Yes! Adekku jadi banyak!” seru Gio yang begitu girang.
***
Pagi-pagi
Gio sudah datang membawa dua buah pisang. Bagi Gio yang begitu menyukai pisang
bagi Gio siapapun yang ia beri pisangnya berarti dia orang istimewa bagi Gio.

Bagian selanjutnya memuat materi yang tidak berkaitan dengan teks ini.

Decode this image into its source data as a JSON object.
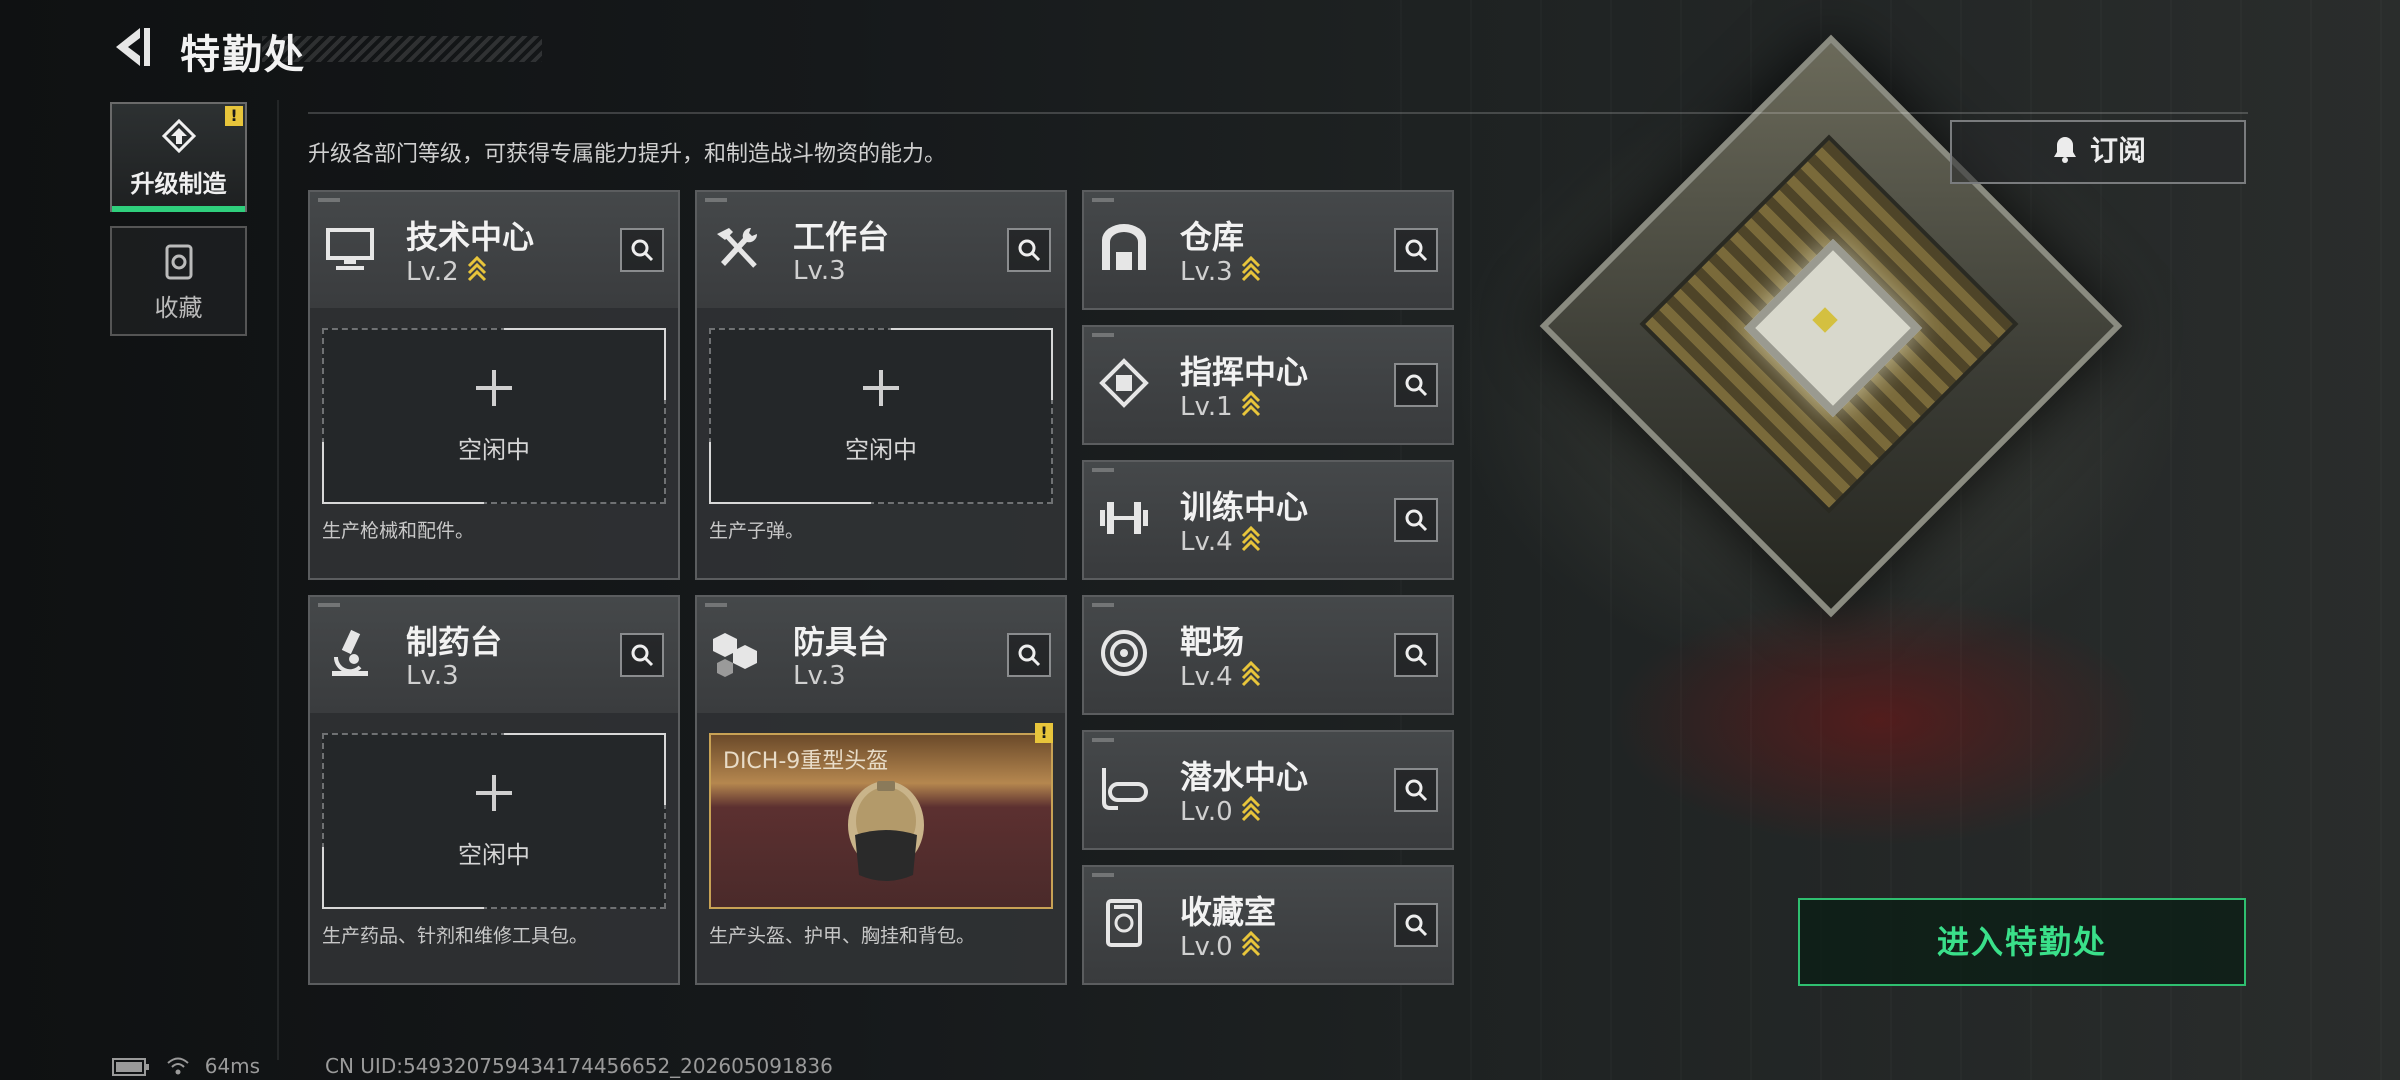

Hari ini Gio ingin memberi pisangnya pada Vincent. Gio ingin mengclaim Vincent
sebagai adiknya.
Anna jelas
tau apa yang akan Gio lakukan tapi ia juga tak bisa melarangnya. Anna suka
anaknya memiliki banyak teman dan memiliki kehidupan sosial yang baik akan
berdampak positif pada tumbuh kembang Gio kelak. Apa lagi Gio termasuk anak
yang mudah bergaul.
“Ini nanti
buat adekku,” ucap Gio dengan ceria membawa dua buah pisang di kedua genggaman
tangannya.
“Adeknya
namanya siapa?” tanya Anna sembari mengecup pipi Gio dengan gemas.
“Belum tau,
belum tanya,” jawab Gio yang sepontan membuat Anna dan Boni tertawa.
Gio
meringis mendengar mama papanya yang tertawa lalu ia turun dari mobil. Ini
masih hari keduanya di sekolah. Biasanya Anna akan mengantar hingga Gio bertemu
gurunya tapi hari ini berbeda Gio berjalan sendirian lalu berlari masuk kedalam
lalu kembali keluar mencari Vincent.
Vincent
belum datang jadi Gio memutuskan untuk menunggu di luar sampai sebuah mobil
Roll Royce berwarna hitam datang. Vincent turun dari mobil di temani papanya
tapi Gio langsung mendekat tanpa rasa takut.
“Ini!” ucap
Gio yang langsung memberi Vincent pisangnya.
Vincent
menerimanya dengan bingung lalu menatap papanya. Bian mengangkat kedua alisnya
lalu tersenyum. Bian senang Vincent memiliki teman baru.
“Ayo!” ajak
Gio yang langsung menggandeng Vincent masuk ke kelas dengan ceria. “Kamu
namanya siapa?” tanya Gio.
“Vincent.”
“Kalo aku
Gio, Kakak Gio,” ucap Gio yang langsung minta di panggil Kakak.
Vincent
mengangguk dengan pasrah. Padahal hari ini ia ingin memasang wajah angkuhnya
lagi tapi ada Gio yang begitu ceria dan langsung mau jadi temannya. Vincent
jadi merasa sangat bahagia. Bian yang melihatnya juga senang karena merasa
tidak gagal mendidik Vincent. Tapi tak berapa lama senyum Bian pudar ketika
melihat Gio keluar dari kelas Vincent dan pindah ke kelas TK A.
Bian juga
langsung melihat Vincent yang sedih karena Gio pergi setelah sempat menemaninya
sebentar di kelasnya. Tapi karena hal itu pula Bian jadi penasaran siapa Gio
yang sebenarnya.
“Ah Gio,
dia memang ceria dan suka berteman. Putra keluarga El-baz,” ucap kepala sekolah
yang menemui Bian.
“El-baz…”
ulang Bian dengan senyum sumringahnya lalu mengangguk.
Bian tak
menyangka jika semudah itu ia bertemu dengan anak dari mantan kekasihnya itu.
Tak ada hal yang lebih membuatnya bahagia selain bisa bertemu dengan Gio dan
membuka kesempatan untuk bertemu dengan Anna.
“Tiga bulan
lagi, buat pesta ulang tahun. Aku ingin mengundang semua murid di sekolah ini,”
ucap Bian pada asistennya di perjalanan pulang.